The charity is busy gearing up for the work and tweeted yesterday: "Our biggest ever conservation project starts this year. We're spending over £1m repairing Iron Bridge, the world's first iron bridge."
The organisation says the facelift will see different elements of the bridge examined and repaired.
Britain's best-known industrial monument – and the world's first iron bridge – is suffering from cracking due to stresses in the ironwork dating from the original construction, ground movement over the centuries, and an earthquake at the end of the 19th century.
English Heritage's major conservation programme will see involve work on iron radials and braces holding the bridge together, the deck plates and wedges, the main iron arch, and the stone abutments on either side of the Severn.

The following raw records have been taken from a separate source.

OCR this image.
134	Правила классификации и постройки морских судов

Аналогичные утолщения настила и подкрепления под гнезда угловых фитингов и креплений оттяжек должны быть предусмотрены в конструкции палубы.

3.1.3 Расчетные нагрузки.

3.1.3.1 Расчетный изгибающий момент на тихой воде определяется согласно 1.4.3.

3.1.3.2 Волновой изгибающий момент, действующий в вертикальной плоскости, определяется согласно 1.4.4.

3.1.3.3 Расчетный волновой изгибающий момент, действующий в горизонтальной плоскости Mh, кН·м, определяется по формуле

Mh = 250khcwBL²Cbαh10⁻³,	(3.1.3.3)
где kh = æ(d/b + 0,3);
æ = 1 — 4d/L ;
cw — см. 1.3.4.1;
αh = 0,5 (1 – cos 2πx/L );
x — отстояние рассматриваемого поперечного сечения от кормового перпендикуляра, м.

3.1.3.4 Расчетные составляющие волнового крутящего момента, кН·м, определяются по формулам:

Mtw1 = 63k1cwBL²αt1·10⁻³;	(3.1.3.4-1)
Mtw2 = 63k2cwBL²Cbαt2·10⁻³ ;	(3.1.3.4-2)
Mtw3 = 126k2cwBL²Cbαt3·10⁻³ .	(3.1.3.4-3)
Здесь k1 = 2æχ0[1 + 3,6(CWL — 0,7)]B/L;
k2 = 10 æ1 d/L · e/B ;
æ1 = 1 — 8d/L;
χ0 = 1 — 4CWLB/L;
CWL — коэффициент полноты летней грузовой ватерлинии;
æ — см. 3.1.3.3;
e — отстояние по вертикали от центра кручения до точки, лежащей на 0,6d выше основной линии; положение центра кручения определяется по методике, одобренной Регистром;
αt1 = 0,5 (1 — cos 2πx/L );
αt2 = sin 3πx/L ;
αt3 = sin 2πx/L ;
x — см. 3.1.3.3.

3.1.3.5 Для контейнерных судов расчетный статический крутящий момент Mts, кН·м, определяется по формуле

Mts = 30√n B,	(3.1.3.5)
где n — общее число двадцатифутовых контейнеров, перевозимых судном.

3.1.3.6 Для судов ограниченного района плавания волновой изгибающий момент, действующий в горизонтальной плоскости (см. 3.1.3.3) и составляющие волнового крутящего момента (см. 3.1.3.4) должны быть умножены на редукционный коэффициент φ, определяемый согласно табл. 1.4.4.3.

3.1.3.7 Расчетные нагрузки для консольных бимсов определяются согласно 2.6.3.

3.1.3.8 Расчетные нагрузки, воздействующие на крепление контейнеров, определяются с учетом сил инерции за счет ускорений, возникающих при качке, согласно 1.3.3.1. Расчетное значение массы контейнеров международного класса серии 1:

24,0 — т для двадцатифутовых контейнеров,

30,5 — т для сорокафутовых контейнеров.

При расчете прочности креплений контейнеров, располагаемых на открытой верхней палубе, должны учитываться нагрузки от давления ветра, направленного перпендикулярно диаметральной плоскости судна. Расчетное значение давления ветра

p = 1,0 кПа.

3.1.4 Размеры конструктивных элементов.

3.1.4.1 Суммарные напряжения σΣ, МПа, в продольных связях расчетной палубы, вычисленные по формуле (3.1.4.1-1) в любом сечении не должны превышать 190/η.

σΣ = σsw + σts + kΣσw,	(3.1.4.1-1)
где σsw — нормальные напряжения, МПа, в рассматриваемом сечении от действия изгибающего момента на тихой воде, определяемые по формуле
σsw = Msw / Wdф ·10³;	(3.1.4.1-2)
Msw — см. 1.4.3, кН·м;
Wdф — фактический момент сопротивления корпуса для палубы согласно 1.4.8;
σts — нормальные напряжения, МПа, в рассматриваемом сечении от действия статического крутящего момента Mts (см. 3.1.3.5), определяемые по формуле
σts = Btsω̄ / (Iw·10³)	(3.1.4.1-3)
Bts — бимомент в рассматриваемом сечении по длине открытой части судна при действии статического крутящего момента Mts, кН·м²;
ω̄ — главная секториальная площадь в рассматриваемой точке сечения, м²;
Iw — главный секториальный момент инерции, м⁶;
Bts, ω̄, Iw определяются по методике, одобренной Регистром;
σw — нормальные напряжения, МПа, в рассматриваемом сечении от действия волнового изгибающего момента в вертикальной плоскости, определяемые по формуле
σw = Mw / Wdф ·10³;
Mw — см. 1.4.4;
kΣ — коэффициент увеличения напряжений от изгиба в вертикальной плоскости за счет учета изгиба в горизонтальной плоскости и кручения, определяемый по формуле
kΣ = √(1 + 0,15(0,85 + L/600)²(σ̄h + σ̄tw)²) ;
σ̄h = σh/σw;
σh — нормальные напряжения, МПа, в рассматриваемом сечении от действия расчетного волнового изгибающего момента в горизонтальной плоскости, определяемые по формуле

The cast iron pieces will be carefully cleaned and conserved, re-installed or replaced where 'absolutely necessary' and as part of the project, the bridge will be repainted. It is still hoped work will start this month.
Built in 1779 over the River Severn, the historic bridge was the first single span arch bridge in the world to be made of cast iron, and marked a turning point in British engineering as cast iron became widely used in the construction of bridges and buildings.
Speaking when they announced the project last year Kate Mavor, English Heritage's chief executive, said: "The Iron Bridge is one of the wonders of the modern world.
"An iconic symbol of the Industrial Revolution, it is arguably the most important bridge ever built and without doubt, one of the most important sites in our care.
"This conservation project will ensure that both its revolutionary structure and the story those cast iron arches and beams tell, will continue to inspire us for generations to come."
The conservation of Iron Bridge follows three years of surveys and investigations that concluded early last year, with engineering experts surveying the bridge, sometimes abseiling from the structure.
The bridge gave its name to the spectacular wooded gorge that was once an industrial powerhouse. The Ironbridge Gorge is now a World Heritage Site and the bridge is free to visit.